Ambas as tendências expressavam o que se vivia nos contextos
de onde eram originárias, e, dialeticamente, também influenciaram estes
contextos. A reclusão feudal da Alta Idade Média não poderia fornecer outro
ambiente filosófico do que o da contemplação quase que irrestrita ao mundo das
ideias; já o intenso renascimento comercial urbano, advindo, como já disse mais
acima, da crise do feudalismo que experimentava a Baixa Idade Média, colocou o
homem europeu em contato com uma realidade, concreta, prenhe de vida social; e
o pensamento intelectual, científico, artístico e teológico, não poderia ficar
imune a isso. Aquino, neste contexto, percebeu que a Igreja tinha obrigações
sociais (talvez não com este linguajar contemporâneo que uso – desculpem-me se sou
anacrônico), e fez uma opção ética no seu entendimento sobre o que é religião,
conciliando fé e razão, dando ao cristão o princípio da Vontade, da Ação etc.
Entendo isso como um avanço no pensamento Cristão; que retroagiu, contudo, nos
primeiros anos da Época Moderna com algumas das concepções protestantes. Para
Lutero, somente a Fé salva – descartando as preocupações sociais das “boas
obras”; e para Calvino, pior ainda, os homens são escolhidos por Deus para
serem salvos ou não; retirando-lhes a Vontade, racional, e a Ação, ética.

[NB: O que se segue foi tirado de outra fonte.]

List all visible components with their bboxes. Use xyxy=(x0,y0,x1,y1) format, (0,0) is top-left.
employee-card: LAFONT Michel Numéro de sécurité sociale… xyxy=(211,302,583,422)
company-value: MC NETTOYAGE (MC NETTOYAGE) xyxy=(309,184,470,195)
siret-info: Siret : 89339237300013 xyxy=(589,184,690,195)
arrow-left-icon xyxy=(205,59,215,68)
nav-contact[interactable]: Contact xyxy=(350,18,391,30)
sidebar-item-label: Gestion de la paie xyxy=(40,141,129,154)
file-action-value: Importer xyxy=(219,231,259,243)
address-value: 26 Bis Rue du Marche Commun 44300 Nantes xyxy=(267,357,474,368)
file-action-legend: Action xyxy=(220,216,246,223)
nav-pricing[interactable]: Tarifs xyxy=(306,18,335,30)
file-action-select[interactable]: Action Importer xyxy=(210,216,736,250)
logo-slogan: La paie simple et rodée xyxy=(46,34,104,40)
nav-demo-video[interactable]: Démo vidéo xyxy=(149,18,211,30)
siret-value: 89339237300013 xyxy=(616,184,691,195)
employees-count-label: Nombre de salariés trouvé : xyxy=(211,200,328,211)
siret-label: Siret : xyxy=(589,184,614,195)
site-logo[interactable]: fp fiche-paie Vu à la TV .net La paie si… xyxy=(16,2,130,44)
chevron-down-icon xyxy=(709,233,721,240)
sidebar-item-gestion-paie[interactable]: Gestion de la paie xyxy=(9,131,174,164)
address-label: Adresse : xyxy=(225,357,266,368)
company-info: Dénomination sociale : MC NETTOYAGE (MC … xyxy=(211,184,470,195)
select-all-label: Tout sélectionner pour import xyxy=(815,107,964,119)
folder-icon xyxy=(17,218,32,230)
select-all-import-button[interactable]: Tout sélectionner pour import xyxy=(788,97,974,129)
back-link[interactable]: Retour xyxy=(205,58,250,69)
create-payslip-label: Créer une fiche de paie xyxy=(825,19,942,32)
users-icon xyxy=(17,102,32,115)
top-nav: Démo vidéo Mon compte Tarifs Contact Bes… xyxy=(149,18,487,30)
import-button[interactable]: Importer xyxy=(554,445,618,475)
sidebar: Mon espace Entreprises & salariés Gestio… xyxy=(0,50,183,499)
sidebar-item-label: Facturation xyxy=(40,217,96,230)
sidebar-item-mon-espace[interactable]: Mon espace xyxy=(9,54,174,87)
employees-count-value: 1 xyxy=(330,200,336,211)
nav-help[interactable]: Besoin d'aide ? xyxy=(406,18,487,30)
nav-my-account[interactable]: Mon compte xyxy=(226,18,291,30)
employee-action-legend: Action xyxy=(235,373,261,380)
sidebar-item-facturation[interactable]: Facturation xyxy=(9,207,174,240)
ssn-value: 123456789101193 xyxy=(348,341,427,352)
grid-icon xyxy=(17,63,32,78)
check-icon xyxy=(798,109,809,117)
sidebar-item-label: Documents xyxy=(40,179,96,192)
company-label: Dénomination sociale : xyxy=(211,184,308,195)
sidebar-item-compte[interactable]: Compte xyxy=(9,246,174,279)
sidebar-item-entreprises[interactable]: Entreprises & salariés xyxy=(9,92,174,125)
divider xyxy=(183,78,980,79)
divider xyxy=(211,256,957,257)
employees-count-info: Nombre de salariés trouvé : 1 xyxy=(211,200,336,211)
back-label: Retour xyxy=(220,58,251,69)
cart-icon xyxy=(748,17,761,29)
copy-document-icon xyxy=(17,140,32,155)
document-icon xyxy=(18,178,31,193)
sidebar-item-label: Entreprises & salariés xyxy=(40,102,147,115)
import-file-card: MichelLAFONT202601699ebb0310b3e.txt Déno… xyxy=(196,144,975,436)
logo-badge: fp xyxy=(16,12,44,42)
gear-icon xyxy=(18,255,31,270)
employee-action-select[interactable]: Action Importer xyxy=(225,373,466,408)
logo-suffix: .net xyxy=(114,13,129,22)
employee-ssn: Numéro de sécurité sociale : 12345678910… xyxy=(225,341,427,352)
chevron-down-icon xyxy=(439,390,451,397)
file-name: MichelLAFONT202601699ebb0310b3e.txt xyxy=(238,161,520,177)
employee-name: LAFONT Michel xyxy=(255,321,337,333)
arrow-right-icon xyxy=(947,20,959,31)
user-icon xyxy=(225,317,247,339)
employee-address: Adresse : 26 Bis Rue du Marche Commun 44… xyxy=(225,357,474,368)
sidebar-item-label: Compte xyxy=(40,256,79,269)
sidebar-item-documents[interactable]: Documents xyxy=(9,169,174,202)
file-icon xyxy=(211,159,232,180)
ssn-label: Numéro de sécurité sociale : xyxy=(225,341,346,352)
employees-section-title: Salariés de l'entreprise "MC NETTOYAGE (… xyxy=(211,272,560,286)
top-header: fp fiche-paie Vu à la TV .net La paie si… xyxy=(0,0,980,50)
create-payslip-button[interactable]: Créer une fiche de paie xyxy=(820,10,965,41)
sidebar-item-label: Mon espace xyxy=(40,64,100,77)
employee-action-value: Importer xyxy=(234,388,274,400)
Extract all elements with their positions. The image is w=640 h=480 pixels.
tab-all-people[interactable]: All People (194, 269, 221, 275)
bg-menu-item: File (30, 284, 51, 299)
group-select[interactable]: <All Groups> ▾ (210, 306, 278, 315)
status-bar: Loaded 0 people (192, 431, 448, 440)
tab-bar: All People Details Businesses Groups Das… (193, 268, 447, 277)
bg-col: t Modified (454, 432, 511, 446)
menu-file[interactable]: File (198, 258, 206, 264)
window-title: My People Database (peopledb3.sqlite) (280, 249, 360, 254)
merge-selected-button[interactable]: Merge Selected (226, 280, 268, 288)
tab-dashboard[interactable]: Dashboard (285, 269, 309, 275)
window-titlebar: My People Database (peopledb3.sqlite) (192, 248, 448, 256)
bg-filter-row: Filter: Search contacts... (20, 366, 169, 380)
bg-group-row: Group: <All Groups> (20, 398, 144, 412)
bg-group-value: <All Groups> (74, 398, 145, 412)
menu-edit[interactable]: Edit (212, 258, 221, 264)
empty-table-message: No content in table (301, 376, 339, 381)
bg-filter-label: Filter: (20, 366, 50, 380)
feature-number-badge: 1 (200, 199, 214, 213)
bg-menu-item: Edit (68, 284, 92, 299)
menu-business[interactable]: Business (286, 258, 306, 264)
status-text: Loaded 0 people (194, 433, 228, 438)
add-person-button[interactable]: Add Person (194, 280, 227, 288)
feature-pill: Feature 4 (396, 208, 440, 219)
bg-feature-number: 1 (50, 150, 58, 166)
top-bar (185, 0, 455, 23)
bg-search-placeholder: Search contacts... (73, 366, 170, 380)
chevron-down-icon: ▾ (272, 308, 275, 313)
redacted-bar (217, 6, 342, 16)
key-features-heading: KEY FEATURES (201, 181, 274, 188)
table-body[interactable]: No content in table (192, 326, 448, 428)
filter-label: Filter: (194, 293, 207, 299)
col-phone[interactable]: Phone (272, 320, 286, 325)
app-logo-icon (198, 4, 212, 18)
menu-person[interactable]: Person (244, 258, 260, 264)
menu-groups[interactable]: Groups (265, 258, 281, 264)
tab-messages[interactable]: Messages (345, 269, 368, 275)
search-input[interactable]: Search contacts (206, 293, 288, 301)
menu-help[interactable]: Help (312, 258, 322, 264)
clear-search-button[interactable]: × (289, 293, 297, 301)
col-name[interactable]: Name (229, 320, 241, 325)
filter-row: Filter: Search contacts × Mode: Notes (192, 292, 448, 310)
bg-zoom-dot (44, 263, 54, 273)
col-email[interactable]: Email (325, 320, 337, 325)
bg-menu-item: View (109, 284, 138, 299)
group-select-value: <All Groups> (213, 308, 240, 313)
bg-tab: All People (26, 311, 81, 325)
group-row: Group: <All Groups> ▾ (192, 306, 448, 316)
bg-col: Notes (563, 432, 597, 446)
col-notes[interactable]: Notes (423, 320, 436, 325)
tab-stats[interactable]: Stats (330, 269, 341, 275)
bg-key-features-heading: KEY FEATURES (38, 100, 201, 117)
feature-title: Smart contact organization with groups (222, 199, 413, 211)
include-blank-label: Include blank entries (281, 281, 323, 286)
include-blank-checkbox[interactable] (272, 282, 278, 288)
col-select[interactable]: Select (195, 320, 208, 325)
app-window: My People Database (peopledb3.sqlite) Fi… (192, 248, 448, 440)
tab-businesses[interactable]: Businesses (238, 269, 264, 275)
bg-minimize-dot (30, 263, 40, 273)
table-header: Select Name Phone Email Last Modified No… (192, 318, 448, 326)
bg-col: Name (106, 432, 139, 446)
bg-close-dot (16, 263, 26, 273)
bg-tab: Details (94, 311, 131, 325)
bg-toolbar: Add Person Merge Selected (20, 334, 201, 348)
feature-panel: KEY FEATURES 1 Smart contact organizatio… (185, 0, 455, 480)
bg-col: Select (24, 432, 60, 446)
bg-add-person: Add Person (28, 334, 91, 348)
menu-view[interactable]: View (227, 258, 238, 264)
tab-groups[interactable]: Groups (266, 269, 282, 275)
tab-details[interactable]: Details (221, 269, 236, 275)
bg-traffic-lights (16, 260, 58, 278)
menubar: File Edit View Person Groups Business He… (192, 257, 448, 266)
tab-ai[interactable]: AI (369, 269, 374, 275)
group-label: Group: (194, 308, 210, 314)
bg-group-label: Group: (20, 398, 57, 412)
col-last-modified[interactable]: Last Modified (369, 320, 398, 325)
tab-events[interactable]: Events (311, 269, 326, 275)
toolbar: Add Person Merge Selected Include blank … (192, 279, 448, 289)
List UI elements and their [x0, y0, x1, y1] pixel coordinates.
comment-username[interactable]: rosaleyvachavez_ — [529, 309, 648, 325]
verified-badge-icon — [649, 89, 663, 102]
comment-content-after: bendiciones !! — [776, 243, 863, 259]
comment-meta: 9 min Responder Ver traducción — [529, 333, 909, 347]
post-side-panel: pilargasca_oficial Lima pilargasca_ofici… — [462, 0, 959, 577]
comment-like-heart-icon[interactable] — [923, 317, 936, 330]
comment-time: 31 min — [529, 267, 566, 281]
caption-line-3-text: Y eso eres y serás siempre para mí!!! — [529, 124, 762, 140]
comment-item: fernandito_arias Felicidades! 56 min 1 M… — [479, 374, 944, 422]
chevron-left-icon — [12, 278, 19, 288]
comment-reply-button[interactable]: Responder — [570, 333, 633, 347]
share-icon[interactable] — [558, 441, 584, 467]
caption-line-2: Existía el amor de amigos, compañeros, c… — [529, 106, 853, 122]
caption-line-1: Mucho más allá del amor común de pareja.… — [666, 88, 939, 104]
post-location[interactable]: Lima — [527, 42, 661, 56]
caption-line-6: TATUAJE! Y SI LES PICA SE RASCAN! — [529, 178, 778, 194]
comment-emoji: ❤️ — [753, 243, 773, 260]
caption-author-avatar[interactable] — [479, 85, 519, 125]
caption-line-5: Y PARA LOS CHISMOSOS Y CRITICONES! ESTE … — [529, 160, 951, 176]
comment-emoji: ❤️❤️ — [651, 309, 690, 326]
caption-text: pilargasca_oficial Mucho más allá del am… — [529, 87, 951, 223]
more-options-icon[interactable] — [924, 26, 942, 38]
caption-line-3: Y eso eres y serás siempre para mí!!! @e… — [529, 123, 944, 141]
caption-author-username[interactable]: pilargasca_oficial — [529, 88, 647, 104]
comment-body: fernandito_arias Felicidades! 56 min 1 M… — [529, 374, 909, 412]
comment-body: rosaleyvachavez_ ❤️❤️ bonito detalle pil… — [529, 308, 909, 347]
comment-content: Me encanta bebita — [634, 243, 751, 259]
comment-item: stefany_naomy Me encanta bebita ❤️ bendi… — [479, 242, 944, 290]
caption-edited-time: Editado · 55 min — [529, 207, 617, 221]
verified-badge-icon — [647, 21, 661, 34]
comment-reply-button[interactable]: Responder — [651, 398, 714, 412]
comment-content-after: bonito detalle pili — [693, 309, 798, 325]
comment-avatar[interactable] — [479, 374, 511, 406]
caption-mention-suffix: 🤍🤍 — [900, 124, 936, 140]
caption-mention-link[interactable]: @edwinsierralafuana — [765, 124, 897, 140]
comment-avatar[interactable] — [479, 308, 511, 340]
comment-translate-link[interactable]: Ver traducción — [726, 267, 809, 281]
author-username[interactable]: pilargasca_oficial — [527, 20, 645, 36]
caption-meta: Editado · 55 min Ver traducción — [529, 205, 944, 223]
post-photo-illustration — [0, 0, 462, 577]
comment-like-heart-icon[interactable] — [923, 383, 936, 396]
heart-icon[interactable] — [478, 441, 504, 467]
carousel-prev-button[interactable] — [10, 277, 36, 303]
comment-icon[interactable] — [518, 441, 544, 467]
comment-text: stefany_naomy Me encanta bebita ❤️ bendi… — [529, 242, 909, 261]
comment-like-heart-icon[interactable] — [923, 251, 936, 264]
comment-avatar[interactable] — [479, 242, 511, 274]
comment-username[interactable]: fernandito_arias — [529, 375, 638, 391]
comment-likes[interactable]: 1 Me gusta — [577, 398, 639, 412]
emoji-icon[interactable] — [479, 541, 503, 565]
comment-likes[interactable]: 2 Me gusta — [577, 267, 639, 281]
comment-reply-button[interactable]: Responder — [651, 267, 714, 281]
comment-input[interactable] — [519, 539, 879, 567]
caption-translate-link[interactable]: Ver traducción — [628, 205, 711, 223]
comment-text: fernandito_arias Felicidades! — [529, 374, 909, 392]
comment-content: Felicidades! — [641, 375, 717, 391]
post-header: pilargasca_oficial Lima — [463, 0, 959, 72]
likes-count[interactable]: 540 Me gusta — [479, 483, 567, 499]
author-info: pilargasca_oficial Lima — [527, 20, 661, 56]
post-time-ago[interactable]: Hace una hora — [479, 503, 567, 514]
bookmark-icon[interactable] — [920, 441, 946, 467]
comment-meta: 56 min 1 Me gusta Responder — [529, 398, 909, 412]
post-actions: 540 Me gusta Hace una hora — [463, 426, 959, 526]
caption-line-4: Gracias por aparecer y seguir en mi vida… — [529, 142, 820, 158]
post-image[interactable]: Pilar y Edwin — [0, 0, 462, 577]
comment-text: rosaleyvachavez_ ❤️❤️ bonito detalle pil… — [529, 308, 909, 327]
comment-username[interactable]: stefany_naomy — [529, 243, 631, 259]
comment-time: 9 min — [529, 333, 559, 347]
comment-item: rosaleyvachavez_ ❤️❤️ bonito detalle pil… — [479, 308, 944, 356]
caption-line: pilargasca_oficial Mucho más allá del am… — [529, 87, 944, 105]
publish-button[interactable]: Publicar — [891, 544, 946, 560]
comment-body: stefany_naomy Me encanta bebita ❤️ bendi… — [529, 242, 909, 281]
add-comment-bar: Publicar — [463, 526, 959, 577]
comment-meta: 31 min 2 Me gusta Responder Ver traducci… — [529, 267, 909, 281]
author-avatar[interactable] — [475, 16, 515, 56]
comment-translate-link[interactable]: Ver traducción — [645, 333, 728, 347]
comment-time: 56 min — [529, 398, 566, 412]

Calvino, de uma família de comerciantes franceses, diz que os sinais de que
Deus nos escolheu para a Salvação são: a) se apresentamos fé (e ele inverte as
coisas, pois não escolhemos ter fé, é Ela que nos escolhe) e b) se temos lucro;
que por sinal, para ele, “é divino” (para Aquino é pecado). Os sinais da
danação da alma, dentro desta lógica calvinista, se dão no oposto: pobreza e
falta de fé.
Jorge Bergoglio fez uma
homenagem a Francisco de Assis; homem que viveu no início da Baixa Idade Média
e que rompeu com os poderes econômicos e políticos instituídos em sua época,
optando pelos valores da Natureza, plantas, animais e o homem como parte disso
tudo. Sua revolta, radical, era contra ao abandono destes valores; e no caso
dos homens, a pobreza que os atingia, tanto da alma quanto do corpo. Não foi à
toa que Francisco criou um ordem mendicante, os franciscanos. Tomás de Aquino
não era franciscano, mas foi dominicano, outra ordem mendicante criado quase na
mesma época por São Domingos. O Papa Francisco se disse a favor dos pobres; que
bom. Mas isso não pode ser somente um discurso oficial e estratégico da Igreja;
é necessário também que venha a agir concretamente contra a pobreza, escolhendo
bem os exemplos que a própria História do Cristianismo pode lhe fornecer.
Francisco de Assis e Tomás de Aquino, no mínimo, seriam um bom começo.